Pendant ce temps Sahodgi avait mis en œuvre des moyens qui lui convenaient mieux que la force. Par des dons et des promesses, il avait gagné les principaux nobles de Tanjore et même le tout-puissant Seïd. On convint d’une série d’opérations par suite desquelles, l’usurpateur Sidodgi fut surpris dans son palais. Avis en ayant été transmis à la pagode Chillumbrum, Sahodgi se hâta de monter à cheval pour rentrer en triomphe dans Tanjore.

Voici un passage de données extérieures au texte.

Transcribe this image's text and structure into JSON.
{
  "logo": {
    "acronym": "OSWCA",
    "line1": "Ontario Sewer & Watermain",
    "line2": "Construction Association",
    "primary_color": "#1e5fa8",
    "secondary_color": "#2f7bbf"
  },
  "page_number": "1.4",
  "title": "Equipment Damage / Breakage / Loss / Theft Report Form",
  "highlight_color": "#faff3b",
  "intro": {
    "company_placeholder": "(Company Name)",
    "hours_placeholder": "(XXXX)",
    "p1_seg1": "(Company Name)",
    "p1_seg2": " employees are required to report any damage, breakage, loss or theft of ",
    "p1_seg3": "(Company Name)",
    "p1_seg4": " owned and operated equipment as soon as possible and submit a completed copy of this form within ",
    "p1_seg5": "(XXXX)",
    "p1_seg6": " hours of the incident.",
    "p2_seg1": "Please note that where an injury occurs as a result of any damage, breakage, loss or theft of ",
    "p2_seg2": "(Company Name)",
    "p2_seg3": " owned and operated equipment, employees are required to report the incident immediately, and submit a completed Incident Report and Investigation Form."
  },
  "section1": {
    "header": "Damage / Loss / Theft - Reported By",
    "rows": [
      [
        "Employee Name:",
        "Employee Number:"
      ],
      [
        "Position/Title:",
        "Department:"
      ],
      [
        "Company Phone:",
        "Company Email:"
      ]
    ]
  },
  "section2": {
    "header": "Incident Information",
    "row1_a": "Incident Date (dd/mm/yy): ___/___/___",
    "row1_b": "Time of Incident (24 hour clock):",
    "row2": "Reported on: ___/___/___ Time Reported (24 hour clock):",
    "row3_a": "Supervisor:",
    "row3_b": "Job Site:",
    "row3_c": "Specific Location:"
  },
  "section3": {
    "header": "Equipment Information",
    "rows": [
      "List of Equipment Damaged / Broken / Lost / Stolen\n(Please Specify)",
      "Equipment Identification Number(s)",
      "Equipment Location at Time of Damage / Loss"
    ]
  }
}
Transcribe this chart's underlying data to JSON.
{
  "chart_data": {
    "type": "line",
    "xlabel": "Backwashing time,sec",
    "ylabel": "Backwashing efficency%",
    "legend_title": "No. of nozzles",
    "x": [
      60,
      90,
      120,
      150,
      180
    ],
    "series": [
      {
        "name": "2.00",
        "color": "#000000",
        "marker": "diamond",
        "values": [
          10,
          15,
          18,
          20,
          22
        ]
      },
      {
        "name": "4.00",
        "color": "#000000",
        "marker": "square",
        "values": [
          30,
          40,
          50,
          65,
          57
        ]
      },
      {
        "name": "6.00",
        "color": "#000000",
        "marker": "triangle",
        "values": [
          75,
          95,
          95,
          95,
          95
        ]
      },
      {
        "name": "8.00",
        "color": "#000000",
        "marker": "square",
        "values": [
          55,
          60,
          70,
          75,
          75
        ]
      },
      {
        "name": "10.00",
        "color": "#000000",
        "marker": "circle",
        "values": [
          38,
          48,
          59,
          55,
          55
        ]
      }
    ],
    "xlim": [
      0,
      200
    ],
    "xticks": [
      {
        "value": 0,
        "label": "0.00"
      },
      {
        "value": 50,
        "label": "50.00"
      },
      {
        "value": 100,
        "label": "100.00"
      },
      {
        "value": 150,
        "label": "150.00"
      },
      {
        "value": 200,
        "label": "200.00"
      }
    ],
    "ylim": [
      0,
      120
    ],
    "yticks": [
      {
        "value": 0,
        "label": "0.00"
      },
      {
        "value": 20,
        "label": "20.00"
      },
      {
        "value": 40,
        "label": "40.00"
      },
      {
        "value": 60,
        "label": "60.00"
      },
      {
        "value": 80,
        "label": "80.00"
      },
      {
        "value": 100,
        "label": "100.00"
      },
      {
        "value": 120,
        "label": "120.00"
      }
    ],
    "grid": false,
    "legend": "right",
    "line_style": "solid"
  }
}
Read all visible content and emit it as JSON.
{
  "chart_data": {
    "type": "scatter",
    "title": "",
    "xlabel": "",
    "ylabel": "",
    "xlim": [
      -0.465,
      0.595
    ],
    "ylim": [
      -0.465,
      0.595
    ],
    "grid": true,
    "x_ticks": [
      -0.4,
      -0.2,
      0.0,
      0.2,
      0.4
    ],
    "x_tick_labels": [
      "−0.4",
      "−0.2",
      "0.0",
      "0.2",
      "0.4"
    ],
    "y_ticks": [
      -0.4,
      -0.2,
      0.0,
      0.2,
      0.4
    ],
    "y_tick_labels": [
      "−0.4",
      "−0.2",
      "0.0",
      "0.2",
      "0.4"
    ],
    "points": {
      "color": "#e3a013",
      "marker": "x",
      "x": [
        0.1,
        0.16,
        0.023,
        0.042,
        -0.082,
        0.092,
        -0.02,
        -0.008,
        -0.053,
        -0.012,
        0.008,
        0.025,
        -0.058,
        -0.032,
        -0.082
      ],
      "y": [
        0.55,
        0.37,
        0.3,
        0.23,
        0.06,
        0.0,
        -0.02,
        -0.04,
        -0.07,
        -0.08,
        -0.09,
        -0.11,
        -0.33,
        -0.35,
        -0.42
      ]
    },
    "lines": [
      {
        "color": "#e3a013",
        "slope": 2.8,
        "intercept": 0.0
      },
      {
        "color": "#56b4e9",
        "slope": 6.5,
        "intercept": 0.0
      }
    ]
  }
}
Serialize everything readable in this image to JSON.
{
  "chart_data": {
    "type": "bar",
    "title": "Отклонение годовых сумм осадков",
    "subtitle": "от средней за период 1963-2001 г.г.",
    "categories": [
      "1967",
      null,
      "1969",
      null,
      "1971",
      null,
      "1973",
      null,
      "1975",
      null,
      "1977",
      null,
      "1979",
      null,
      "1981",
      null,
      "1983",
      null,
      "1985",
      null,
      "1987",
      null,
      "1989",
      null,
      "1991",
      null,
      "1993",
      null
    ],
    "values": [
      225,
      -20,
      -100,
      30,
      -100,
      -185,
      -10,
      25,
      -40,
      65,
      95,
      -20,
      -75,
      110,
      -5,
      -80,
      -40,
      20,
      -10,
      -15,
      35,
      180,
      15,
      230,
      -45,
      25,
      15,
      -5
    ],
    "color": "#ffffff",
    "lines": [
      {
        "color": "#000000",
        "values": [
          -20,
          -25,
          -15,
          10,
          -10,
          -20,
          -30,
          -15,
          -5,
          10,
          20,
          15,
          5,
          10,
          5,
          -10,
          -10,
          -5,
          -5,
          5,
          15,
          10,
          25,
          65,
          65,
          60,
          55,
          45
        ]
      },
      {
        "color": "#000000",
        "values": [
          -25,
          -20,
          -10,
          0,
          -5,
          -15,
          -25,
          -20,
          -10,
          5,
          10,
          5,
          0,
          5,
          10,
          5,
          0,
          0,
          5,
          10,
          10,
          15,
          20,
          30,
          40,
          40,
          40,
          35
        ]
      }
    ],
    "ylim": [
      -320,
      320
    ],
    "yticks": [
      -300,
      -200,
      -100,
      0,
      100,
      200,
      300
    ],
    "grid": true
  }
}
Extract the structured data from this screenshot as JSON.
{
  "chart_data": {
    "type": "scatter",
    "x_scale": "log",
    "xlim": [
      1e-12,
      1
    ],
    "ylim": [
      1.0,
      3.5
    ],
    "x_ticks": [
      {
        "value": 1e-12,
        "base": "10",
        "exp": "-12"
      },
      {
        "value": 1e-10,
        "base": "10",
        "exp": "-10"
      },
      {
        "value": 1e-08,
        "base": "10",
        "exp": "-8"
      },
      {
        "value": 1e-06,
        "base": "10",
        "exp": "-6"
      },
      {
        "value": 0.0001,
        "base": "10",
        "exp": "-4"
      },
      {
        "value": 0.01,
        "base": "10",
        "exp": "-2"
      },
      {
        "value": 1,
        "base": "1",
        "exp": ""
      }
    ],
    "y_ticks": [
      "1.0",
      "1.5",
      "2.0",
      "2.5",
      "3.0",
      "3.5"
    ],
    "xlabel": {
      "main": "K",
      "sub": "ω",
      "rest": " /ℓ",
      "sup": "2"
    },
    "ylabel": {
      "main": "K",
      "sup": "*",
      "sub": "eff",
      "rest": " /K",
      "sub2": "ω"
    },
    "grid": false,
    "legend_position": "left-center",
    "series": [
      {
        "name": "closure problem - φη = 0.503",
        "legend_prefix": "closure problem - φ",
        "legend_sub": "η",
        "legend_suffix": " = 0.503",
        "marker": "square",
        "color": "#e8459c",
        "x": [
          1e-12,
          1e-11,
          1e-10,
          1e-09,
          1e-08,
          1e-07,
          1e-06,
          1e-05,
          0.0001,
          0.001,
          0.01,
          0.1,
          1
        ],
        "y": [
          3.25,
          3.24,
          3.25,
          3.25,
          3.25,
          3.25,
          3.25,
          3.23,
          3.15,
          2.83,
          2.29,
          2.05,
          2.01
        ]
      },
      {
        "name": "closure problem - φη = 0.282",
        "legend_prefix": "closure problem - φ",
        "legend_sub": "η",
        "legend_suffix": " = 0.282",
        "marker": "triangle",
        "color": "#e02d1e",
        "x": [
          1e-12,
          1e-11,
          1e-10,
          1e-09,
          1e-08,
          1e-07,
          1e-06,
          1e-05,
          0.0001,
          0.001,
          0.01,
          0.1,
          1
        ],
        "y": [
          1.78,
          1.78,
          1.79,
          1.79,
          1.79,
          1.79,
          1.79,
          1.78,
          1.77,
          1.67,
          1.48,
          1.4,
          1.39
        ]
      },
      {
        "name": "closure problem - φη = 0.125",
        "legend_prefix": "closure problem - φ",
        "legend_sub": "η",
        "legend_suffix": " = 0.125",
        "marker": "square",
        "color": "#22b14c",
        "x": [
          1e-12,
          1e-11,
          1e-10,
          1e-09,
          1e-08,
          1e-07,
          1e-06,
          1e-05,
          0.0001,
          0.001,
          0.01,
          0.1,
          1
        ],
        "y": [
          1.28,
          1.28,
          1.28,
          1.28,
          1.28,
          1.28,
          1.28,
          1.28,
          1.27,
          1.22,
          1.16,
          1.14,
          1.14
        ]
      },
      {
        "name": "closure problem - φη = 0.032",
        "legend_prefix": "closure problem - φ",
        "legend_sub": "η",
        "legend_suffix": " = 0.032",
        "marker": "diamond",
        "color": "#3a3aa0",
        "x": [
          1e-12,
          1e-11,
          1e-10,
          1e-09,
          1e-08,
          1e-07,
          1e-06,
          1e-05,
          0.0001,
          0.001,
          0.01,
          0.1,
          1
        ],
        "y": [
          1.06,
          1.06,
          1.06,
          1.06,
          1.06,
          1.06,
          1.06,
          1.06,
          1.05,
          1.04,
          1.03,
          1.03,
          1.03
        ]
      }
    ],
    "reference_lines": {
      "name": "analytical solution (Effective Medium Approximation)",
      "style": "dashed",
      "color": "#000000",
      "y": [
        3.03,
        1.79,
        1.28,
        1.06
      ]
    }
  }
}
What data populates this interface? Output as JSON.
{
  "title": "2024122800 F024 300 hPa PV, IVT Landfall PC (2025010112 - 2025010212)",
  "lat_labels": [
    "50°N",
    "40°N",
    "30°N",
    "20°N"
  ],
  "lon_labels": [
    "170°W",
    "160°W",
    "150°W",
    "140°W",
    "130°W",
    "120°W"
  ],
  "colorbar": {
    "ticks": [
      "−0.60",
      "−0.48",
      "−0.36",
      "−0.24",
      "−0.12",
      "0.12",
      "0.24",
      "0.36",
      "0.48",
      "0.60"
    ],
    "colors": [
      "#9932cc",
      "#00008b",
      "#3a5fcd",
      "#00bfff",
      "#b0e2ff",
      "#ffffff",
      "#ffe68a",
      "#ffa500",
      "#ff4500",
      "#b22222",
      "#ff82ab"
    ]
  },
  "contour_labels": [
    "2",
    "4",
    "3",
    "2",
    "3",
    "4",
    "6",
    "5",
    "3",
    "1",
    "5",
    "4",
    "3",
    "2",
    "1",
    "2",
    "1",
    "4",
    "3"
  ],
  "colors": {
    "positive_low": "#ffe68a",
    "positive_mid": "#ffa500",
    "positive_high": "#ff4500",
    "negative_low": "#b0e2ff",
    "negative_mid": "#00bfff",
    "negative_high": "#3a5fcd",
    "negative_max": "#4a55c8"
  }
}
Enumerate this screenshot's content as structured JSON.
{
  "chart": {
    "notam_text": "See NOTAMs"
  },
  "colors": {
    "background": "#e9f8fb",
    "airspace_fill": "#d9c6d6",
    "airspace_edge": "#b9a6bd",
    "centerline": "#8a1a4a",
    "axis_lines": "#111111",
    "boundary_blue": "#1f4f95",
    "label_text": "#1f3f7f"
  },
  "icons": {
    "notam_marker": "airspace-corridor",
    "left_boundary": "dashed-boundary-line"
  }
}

C’est par ces nouvelles que furent salués les capitaines du Bourbon et du Saint-Géran lorsqu’ils mouillèrent devant Karical. On les prévint en même temps que le secours des Français n’était plus utile ; que Karical était occupé par trois ou quatre mille hommes de troupes sous Khan Sahib, officier dévoué à Sahodgi, et que toute tentative de débarquement serait considérée comme un acte d’hostilité et repoussée comme tel. Sur cet avis, le plus âgé des capitaines décida qu’on attendrait de nouvelles instructions de Pondichéry.

Mais en même temps que Sahodgi avait envoyé ce message à Karical, il avait écrit dans un tout autre sens à Dumas. Il lui déclarait qu’il était tout disposé à lui livrer Karical, mais qu’il était dans l’impossibilité de le faire immédiatement. Non-seulement, disait-il, il était à peine en sécurité dans sa capitale, mais encore, du côté de Trichinopoly, il était menacé par Chunda-Sahib. Il insistait sur l’impossibilité où il était, dans de telles circonstances, de se priver de ressources essentielles à sa sûreté.

Ces excuses, toutes plausibles qu’elles pussent être, ne trompèrent pas Dumas. Il ne pouvait, sans un grand déplaisir, voir cette proie, convoitée depuis si longtemps, lui échapper au moment même où il croyait la saisir. Il sentait bien cependant qu’avec

  1. Les détails de cette expédition contre Karical sont tirés principalement du rapport communiqué par Dumas à l’abbé Guyon et d’un document fort ancien intitulé : Mémoire parliculier sur l’acquisition de Karical.